O diretor leu a carta toda e me entregou a cesta. Foi quando recebi um abraço caloroso daquelas por quem eu tanto tenho um carinho enorme até hoje; Carol e Cathe. Se eu estava anteriormente chorando de tristeza, passei naquele momento a chorar de emoção e alegria por essa amizade. Amizade que embora esteja bem morna ultimamente, eu só tenha excelentes lembranças. Minha caixa que o diga... O que mais se encontra nela são cartas da Carol e da Catherine. Sabe, é uma forma de eternizar o passado e ficar sempre próxima dessas lembranças lindas de uma amizade que só me fez crescer como pessoa. Amizade que só me fez bem. É amor demais. E saudades demais!

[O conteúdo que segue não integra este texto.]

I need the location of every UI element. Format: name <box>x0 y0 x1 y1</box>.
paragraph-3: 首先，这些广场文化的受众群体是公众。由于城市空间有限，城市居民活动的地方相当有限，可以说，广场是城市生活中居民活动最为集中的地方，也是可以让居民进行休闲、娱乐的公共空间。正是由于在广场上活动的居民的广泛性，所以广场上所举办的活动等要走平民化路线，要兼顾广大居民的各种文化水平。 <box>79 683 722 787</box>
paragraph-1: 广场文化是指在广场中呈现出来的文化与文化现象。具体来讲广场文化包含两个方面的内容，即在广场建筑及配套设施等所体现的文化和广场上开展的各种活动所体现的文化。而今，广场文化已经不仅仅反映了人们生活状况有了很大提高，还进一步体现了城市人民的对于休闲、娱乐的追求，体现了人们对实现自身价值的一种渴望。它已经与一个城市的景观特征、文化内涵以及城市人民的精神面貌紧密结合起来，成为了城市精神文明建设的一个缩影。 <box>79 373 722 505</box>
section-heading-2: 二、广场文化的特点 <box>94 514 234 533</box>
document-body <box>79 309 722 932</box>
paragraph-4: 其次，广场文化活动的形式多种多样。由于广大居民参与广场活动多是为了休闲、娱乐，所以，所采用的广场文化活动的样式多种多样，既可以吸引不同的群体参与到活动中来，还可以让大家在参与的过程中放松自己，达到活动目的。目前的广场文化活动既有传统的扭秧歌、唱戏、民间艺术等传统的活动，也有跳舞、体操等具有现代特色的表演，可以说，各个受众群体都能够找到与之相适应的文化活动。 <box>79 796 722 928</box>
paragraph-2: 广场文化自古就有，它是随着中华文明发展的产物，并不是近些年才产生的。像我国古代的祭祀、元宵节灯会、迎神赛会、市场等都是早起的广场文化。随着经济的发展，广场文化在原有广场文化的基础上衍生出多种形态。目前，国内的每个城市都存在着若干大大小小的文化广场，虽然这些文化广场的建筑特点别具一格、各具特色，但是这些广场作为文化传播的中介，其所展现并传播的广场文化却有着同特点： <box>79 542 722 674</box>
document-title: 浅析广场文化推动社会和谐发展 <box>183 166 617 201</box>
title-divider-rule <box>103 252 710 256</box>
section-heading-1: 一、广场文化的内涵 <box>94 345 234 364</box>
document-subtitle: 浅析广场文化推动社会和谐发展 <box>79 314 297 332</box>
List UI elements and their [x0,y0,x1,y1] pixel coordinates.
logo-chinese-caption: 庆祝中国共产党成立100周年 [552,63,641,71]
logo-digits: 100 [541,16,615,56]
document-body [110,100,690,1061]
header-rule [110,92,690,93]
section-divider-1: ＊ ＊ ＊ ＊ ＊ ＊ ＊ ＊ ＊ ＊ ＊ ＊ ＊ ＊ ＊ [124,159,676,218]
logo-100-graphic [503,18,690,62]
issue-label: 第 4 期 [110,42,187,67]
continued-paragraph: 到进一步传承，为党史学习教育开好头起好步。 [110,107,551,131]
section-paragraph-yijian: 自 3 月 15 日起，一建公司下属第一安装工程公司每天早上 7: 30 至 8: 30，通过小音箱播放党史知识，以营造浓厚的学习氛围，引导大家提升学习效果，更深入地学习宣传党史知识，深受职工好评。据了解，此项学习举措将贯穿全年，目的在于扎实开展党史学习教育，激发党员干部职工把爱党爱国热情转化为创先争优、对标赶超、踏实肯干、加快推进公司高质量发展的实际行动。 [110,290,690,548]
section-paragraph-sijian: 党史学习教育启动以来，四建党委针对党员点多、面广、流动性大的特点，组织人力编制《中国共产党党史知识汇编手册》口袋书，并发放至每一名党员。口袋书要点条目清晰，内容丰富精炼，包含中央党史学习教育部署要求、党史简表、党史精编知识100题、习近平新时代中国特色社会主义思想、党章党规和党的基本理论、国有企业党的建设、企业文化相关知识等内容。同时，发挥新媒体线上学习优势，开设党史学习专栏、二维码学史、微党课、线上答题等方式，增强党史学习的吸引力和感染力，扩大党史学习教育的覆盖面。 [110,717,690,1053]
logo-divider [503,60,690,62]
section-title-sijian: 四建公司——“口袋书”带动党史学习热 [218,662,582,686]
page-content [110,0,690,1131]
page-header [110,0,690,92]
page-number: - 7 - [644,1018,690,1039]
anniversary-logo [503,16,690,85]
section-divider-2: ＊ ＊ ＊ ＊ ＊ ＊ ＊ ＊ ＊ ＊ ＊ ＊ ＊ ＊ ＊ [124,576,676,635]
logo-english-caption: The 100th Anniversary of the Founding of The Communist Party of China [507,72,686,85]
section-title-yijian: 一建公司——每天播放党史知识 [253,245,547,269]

domingo, 30 de janeiro de 2011

Sobre o hoje

Exatamente o dia de hoje; domingo. Dia peculiar foi esse... Começou com uma seção de músicas "antigas" que me trazem toda a lembrança da minha adolescência. Sair com meu irmão foi estranho, mas um estranho bom e proveitoso. Acho que nunca tinha saído com ele pra encontrar os amigos dele [que acabam sendo um pouco meus tb]. Fomos tomar açaí, e na verdade só fui com ele pq, tb estranhamente, a Camila estaria lá. Camila, minha amiga há 17 anos, irmã do Fabinho, amigo do meu irmão há tb o mesmo tempo! Poxa, como o tempo passa... Camilinha acabou de voltar a morar em BH e estamos voltando a ter a nossa antiga amizade. Mtos anos distantes distanciaram um pouco os nossos assuntos, mas sempre arrumamos algum. Enfim, o Fabinho como sempre me matou de rir enquanto tomávamos açaí. Ele e meu irmão com suas eternas brincadeiras bobas q me tiram boas risadas. Na peça teatral que fui hoje conheci dois primos [tortos] que me encheram de orgulho à primeira vista; orgulho por fazerem parte deste lindo mundo da arte, do teatro. Um atuava maravilhosamente no palco e o outro, que mora no RJ, assistia tb cheio de orgulho. Ao ir buscar meu irmão no prédio que moramos por mais de 10 anos, foi nostálgico ver as pessoas que antes eu conhecia só como crianças e hoje são jovens e adultos tomando rumo na vida.

É, Lívia... Você tá ficando velha, heim. E acho que preciso de uma agenda ou caderno pra usar de diário, pois apesar de querer fazer do blog um diário, creio que seria chato pros leitores. Enfim, hoje foi um dia produtivo. Que meu ano seja todo assim; repleto de coisas novas, reecontros e nostalgia.